Beberapa pembudidaya mengusahakan tambaknya dengan padat tebar rendah atau budidaya bersama ikan bandeng atau rumput laut (polikultur) Padat tebar antara 3 – 5 ekor per m² dan dapat menghasilkan siklus 500 – 1.000 kg/ha/tahun.
Gambar 3.3 Petakan budidaya udang dengan teknologi intensif di pesisir Teluk Banten.
3.9 Sungai
Teluk Banten merupakan tempat bermuaranya sungai kecil dan besar, sehingga kondisi air sungai ini sangat berpengaruh terhadap kawasan pertambakan secara fisik, sosial maupun ekonomi. Sungai kecil yang tersebar di
kawasan tambak umumnya pendek dan tidak membawa air tawar dari hulu. Sungai ini merupakan saluran yang membawa air laut masuk dan keluar dari petakan tambak. Pada saat pasang terjadi suplai air tambak dan pengeluaran air dari dalam tambak pada saat surut. Jumlah saluran ini cukup banyak lebih dari 40 saluran air. Sedangkan untuk air tawar menggunakan sumber air yang berasal dari sungai besar yang mempunyai hulu dari kabupaten, kota. Sumber lain air tawar adalah air hujan. Terdapat lima sungai besar yang mempengaruhi tambak pesisir Teluk Banten yaitu sungai
a. Sungai Cibanten yang melalui Kecamatan Kasemen, Serang
b. Sungai Ciujung yang melewati Kecamatan Pontang, Tirtayasa, dan kecamatan lain mencakup Kota Serang, Kabupaten Serang, Pandeglang, Lebak dan Bogor
c. Sungai Linduk yang melewati Kecamatan Pontang
d. Sungai Sawah Luhur yang melewati kecamatan Kasemen dan Kota Serang.

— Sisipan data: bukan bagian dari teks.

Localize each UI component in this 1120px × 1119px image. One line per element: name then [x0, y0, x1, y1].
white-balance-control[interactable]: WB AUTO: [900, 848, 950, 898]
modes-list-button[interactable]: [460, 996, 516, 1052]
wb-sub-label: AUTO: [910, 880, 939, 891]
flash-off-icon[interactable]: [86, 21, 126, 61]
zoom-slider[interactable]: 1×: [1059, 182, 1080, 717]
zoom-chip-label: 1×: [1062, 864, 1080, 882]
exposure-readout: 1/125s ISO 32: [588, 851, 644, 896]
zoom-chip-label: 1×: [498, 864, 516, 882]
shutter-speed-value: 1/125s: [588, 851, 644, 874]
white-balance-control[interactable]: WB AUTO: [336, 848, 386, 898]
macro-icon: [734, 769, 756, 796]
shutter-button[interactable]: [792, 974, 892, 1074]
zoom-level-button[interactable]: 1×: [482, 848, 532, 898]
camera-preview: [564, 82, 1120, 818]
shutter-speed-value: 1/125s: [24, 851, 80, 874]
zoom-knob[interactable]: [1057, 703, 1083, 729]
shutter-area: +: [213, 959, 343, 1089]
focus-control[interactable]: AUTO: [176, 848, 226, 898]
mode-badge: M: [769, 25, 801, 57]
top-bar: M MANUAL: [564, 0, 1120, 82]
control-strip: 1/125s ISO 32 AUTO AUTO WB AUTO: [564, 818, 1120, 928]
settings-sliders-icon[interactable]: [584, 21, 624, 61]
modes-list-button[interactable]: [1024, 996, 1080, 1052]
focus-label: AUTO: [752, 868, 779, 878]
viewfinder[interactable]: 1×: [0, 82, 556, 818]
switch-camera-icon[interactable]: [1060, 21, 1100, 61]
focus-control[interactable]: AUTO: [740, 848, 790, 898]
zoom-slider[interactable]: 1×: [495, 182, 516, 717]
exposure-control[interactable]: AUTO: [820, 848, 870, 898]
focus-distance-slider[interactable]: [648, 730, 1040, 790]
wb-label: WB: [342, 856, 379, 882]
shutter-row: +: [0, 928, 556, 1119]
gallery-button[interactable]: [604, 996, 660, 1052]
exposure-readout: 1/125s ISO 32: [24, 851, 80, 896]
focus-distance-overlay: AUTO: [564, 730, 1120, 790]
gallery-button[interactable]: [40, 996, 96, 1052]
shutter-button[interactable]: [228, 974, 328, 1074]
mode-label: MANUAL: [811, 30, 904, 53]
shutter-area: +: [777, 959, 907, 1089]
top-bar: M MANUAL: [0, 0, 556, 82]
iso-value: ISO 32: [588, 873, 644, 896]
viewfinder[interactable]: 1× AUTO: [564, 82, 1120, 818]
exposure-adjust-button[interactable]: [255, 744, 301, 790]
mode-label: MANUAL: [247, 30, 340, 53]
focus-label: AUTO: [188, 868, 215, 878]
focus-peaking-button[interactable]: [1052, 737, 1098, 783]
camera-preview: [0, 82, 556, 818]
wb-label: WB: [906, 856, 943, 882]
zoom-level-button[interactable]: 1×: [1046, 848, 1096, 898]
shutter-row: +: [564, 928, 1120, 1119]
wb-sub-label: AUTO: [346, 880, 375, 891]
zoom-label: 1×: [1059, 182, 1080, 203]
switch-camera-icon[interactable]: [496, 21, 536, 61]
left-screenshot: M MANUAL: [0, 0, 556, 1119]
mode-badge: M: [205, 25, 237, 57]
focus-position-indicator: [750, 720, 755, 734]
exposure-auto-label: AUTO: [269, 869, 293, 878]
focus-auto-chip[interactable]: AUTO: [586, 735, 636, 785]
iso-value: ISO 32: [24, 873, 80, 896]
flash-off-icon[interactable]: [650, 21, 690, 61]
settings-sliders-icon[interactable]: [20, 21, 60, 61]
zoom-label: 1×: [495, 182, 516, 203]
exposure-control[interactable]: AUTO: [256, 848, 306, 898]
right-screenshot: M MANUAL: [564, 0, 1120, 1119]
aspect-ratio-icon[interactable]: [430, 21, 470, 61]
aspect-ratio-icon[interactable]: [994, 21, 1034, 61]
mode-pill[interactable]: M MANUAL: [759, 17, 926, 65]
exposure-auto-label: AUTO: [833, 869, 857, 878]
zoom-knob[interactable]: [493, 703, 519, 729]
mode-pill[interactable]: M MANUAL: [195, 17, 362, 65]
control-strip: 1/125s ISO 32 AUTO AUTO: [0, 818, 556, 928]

Sungai ini mempunyai peran besar dalam mempengaruhi pertambakan, karena kondisi fisik air yang membawa partikel perkotaan, pertanian, perdesaan dan industri terbawa ke wilayah pesisir.
Sungai Ciujung merupakan sungai terbesar di daerah ini yang sumber mata airnya berasal dari Gunung Halimun. Sungai Ciujung sebagian airnya telah dimanfaatkan untuk keperluan irigasi yang dialirkan melalui bendungan. Sungai Cibanten air mengalir melalui Kota Serang dan sumber airnya berasal dari Gunung Karang, Gunung Payung, dan Gunung Kupak. Sungai ini mengalir ke arah utara dan bermuara di Teluk Banten. Tabel 3.3 menjelaskan debit aliran air di sungai.
Tabel 3.3 Sungai dan debit alirannya yang bermuara di Teluk Banten No. Sungai Stasiun pengukuran Wilayah
Kabupaten/ Kota
Debit Rata-Rata Bulanan (m3/dt) 1 Cibanten Cibanten-Kasemen Serang 3.268
2 Ciujung Ciujung – Kragilan Serang 46.065 3 Ciujung Ciberang – Sabagi Serang 17.763 Sumber: DPU Provinsi Banten (2012).
Kondisi air laut di pantai terlihat keruh kekuningan terutama terutama musim hujan dan kondisi ini menandakan terjadi erosi di daerah hulu Pemeliharaan lingkungan di kawasan sempadan sungai yang berada di sungai besar atau saluran belum mendapatkan perhatian serius. Penataan air di kawasan pertambakan sering berpindah fungsi dan tata letak. Belum tertatanya kondisi ini menyebabkan tambak rentan terhadap infeksi penyakit.